How much could this help? Writing on this page, economist Martin Feldstein noted that a typical Blue Cross of California family policy costs $8,460 (with a $500 deductible per member). But a similar HSA-style high deductible policy costs just $3,936 (with a $2,500 deductive). The difference ($4,524), then, far exceeds the maximum additional out-of-pocket expense that the family would face if they reached the maximum deductible ($2,500). In other words, the HSA approach results in great savings. Data from eHealthInsurance, a leading online insurance brokerage, suggests that a majority (55%) of customers purchasing health insurance through the HSA approach pay less than $100 per month. Not surprisingly, about a third of these HSA-plan enrollees were previously uninsured.
HSAs have the potential, though, to do more than just save some money on premiums. Individuals empowered with health dollars will begin to act like consumers of health care. Third-party payment, in fact, will be pushed to catastrophic events. Thus, the market forces that reshaped the rest of the economy may soon transform the health industry.

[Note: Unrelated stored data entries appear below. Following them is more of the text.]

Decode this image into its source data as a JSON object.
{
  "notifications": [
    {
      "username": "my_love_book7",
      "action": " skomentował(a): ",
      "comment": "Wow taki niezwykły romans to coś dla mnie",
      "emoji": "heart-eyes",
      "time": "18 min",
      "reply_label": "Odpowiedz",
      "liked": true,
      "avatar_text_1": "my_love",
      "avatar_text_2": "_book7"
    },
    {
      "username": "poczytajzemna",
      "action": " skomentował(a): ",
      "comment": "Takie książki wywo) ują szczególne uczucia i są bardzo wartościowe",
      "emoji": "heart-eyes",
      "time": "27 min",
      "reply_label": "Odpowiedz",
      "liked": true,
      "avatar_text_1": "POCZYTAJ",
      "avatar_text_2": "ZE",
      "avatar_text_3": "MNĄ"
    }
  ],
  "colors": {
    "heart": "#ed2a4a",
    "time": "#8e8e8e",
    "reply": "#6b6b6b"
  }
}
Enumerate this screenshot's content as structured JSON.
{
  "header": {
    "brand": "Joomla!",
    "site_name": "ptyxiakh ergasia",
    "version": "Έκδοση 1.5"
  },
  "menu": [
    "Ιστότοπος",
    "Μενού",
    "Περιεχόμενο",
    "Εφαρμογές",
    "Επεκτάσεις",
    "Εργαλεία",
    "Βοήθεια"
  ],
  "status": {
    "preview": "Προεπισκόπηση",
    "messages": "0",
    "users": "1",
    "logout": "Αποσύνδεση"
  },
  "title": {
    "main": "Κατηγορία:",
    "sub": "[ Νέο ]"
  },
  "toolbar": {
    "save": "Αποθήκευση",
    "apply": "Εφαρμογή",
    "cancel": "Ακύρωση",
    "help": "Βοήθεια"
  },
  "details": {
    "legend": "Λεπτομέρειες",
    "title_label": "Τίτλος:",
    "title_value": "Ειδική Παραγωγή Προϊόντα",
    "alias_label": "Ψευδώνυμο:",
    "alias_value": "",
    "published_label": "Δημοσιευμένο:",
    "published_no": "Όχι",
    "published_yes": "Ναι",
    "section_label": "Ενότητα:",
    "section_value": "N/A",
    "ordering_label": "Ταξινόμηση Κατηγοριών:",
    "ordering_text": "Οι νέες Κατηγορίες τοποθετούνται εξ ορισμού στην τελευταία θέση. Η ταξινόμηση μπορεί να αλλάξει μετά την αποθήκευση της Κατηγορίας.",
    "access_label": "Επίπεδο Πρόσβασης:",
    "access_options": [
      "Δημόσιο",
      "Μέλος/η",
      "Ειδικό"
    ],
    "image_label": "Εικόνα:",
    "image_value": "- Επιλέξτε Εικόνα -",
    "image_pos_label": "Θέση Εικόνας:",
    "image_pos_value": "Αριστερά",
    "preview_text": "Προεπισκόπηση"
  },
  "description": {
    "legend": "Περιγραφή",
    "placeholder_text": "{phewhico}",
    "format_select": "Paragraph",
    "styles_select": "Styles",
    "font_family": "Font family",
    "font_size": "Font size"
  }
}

Tomorrow, President Bush shouldn't just emphasize HSAs (which Sen. Kerry, incidentally, opposes). He can map out further reforms that will make health insurance more affordable:
Tax fairness. While employer contributions to health insurance are non-taxable, individuals must pay in after-tax dollars. Leveling the tax field not only makes health care more affordable, it also corrects the employer-based preference, a carry-over from World War II wage-and-price controls.
Out-of-state insurance. State regulations have decimated insurance choices and driven up the cost of coverage in many jurisdictions. Because of this, premiums for similar policies differ widely among the states. In New Jersey, according to the Coalition Against Guaranteed Issue, it now costs more to purchase a family health policy than to lease a Ferrari; while in Connecticut, similar coverage is 80% less expensive. The federal government must allow out-of-state purchases of health insurance.
Deregulation. Health care is choked by an endless list of regulations and restrictive laws that stifle innovation and result in high-cost, low-satisfaction medicine. Clinics and hospitals must comply with more than 100,000 pages of Medicare regulations. Ownership, FDA, Emtala and antitrust laws have stifled innovation further. Is there a sector of the economy that Washington regulated into efficiency?
President Bush should speak simply and clearly: A decade after Hillarycare, there is an alternative that places Americans, not government bureaucrats, in charge of their own health care. He should emphasize this tomorrow night -- and every other night of the campaign.